China sendiri menyatakan perang terhadap polusi sejak 2014, setelah munculnya kabut asap yang berbahaya bagi masyarakatnya di sejumlah daerah. Hal tersebut memicu kemarahan warganya yang berimplikasi terhadap didorongnya upaya mengurangi konsumsi batu bara, emisi kendaraan, dan relokasi industri.
"Perbaikan itu nyata dan terjadi di seluruh industri di seluruh Beijing, serta sebagian besara negara lainnya," ujar Analis di Pusat Penelitain Energi dan Udara Bersih, Lauri Myllyvirta.
Namun, ia memperingatkan bahwa polusi di negara tersebut masih cukup tinggi. Hal itu masih berpotensi menyebabkan risiko kesehatan yang berkelanjutan bagi penduduknya.
Pembacaan rata-rata partikel kecil di udara berbahaya yang dikenal sebagai PM2.5 mencapai 33 mikrogram per meter kubik di Beijing sepanjang 2021. Hampir tujuh kali lebih tinggi dari yang direkomendasikan Organisasi Kesehatan Dunia (WHO).
Namun, angka tersebut turun 13 persen dibandingkan tahun sebelumnya dan memenuhi standar sementara. Beijing sendiri berjanji pada 2015, bahwa mereka akan menggunakan Olimpiade Musim Dingin 2022 untuk mendorong perbaikan di lingkungannya.

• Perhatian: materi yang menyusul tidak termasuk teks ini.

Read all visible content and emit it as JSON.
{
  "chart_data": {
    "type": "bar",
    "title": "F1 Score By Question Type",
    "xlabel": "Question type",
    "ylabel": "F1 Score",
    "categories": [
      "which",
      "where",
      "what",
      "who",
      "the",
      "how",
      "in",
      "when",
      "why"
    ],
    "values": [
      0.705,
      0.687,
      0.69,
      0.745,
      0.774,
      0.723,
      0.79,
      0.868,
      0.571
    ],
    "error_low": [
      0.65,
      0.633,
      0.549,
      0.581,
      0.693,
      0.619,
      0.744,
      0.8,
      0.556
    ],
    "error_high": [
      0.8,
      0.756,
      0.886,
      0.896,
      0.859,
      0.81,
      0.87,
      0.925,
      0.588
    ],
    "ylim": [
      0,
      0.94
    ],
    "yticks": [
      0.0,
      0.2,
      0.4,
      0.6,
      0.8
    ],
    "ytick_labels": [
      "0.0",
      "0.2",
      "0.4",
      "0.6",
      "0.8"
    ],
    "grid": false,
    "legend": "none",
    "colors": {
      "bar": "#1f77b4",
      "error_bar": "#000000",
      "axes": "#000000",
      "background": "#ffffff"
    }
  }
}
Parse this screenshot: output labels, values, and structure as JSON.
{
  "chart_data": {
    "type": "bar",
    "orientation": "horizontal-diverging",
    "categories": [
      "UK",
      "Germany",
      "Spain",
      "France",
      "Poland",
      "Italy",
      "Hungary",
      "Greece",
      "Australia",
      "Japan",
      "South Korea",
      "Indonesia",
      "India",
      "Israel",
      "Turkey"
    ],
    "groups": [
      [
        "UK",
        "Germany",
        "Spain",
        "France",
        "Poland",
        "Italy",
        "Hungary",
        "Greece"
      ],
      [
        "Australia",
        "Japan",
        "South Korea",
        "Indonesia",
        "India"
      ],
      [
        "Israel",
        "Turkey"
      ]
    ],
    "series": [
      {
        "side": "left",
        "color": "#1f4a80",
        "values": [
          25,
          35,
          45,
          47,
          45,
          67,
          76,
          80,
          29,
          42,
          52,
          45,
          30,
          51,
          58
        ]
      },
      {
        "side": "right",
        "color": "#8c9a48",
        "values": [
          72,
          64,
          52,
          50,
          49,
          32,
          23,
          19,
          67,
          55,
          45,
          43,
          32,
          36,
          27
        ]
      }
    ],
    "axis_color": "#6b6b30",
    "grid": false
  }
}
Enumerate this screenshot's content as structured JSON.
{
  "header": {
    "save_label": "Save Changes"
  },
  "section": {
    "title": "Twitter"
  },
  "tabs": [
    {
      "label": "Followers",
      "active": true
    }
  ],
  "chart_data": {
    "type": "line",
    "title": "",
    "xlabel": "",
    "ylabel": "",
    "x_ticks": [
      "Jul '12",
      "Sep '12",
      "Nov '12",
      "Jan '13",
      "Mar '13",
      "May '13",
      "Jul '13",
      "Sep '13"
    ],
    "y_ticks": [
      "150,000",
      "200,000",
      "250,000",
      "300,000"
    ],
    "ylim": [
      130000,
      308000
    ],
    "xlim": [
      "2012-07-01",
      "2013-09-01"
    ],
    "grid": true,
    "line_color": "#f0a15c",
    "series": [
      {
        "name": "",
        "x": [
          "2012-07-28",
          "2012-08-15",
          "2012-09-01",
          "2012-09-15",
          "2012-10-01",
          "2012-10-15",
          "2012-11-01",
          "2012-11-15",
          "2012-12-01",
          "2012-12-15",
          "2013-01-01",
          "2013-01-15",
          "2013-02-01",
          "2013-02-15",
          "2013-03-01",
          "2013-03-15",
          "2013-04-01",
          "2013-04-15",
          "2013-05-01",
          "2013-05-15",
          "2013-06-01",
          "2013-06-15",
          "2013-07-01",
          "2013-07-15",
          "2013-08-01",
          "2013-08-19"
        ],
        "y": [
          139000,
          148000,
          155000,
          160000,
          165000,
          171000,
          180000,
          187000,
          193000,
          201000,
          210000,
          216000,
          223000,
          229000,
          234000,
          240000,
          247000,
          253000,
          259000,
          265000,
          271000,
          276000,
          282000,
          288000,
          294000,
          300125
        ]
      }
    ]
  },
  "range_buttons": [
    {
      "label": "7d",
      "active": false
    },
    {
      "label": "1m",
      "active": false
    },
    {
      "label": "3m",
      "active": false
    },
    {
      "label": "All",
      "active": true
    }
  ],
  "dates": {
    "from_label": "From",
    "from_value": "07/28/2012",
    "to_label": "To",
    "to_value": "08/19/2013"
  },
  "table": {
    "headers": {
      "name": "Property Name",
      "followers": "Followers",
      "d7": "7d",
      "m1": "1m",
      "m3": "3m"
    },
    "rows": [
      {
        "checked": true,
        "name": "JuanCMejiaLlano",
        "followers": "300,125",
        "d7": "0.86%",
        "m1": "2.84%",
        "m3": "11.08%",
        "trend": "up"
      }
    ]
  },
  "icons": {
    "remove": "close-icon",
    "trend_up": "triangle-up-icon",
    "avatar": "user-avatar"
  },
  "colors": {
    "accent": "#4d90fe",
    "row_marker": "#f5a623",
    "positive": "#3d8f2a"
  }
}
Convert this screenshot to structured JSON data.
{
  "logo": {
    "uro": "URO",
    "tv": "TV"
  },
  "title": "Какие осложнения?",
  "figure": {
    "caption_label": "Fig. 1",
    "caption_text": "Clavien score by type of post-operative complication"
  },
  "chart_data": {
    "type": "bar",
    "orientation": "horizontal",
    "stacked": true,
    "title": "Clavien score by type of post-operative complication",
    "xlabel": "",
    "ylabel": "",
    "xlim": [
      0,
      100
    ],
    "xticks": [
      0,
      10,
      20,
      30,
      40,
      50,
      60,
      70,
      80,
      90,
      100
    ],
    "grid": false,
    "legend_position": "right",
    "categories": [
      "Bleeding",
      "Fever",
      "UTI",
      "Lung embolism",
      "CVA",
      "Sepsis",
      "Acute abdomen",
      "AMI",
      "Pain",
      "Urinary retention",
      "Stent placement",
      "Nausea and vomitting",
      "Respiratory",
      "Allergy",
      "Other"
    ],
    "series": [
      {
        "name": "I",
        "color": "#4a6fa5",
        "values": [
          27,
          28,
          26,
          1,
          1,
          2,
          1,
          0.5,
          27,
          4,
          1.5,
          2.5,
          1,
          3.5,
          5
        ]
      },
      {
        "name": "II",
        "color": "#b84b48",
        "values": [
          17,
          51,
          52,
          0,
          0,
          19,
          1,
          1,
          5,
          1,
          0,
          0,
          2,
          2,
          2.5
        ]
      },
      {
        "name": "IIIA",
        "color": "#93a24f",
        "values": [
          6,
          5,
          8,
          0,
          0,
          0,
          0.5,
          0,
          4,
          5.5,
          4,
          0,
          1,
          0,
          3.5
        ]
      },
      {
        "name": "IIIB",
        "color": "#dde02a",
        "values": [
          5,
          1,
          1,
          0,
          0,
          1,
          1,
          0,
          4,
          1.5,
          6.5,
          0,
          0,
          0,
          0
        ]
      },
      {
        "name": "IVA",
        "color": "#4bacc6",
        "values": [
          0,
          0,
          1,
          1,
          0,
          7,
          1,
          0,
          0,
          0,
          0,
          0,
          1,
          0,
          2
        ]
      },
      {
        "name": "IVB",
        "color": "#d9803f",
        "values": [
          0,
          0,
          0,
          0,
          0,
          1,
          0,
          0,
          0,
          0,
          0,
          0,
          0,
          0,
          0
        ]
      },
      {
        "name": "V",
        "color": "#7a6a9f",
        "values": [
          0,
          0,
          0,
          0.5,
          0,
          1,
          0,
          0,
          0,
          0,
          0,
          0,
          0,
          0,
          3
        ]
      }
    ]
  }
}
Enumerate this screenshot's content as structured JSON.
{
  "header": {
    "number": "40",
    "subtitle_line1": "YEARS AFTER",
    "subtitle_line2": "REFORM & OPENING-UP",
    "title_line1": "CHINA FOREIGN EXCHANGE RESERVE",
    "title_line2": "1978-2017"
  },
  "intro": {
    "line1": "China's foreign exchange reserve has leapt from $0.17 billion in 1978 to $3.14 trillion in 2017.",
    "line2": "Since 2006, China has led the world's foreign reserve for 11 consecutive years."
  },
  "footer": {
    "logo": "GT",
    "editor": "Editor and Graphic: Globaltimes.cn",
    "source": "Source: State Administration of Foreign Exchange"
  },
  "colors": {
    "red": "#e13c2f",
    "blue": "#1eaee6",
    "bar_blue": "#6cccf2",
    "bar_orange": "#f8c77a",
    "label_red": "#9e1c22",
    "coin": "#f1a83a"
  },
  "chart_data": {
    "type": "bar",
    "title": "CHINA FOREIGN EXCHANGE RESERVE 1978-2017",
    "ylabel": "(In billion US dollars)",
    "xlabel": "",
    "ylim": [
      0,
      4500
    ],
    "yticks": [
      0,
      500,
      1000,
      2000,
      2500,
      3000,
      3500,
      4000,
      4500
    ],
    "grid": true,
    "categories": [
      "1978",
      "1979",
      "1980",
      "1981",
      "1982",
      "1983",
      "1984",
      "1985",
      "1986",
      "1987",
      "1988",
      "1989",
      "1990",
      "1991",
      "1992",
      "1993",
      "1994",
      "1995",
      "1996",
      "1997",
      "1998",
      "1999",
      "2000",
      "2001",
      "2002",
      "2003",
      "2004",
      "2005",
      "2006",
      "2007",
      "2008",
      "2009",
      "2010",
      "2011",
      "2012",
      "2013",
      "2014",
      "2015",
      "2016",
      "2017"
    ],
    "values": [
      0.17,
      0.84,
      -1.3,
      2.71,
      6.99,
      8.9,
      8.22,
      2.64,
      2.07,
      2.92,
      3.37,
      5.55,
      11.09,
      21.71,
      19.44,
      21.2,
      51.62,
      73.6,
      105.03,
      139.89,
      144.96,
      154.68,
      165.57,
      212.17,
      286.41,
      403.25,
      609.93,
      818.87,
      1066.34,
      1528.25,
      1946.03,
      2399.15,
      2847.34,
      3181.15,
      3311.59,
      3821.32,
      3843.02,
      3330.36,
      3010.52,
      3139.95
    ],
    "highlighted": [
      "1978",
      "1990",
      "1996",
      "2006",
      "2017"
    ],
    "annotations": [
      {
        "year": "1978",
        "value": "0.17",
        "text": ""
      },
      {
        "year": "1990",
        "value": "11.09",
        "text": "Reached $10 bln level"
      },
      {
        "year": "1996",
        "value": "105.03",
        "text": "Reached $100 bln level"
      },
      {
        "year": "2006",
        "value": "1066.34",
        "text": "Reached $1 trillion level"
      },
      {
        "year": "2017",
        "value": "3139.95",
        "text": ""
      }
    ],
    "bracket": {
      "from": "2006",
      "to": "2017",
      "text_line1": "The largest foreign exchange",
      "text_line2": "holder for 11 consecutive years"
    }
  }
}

Sebagai ukuran kemajuannya. rata-rata pembacaan PM2.5 mencapai 71 mikrogram pada 2016. Tetapi sering kali mendekati 500 mikrogram selama musim dingin, ketikan mesin penghangat yang menggunakan batu bara dinyalakan.
Sejak itu, Beijing dan provinsi di sekitar Hebei terus melakukan upaya untuk beralih ke gas alam yang lebih bersih. Serta menanam banyak pohon besar di seluruh wilayahnya.
Mereka juga telah memberlakukan standar bahan bakar baru yang ketat pada mobil dan pabrik. Juga pada fasilitas industri lainnya untuk memasang peralatan yang ditujukan untuk mengendalikan emisi.
"Perbaikan lebih lanjut akan membutuhkan peralihan dari batu bara dan minyak ke energi bersih," ujar Myllyvirta.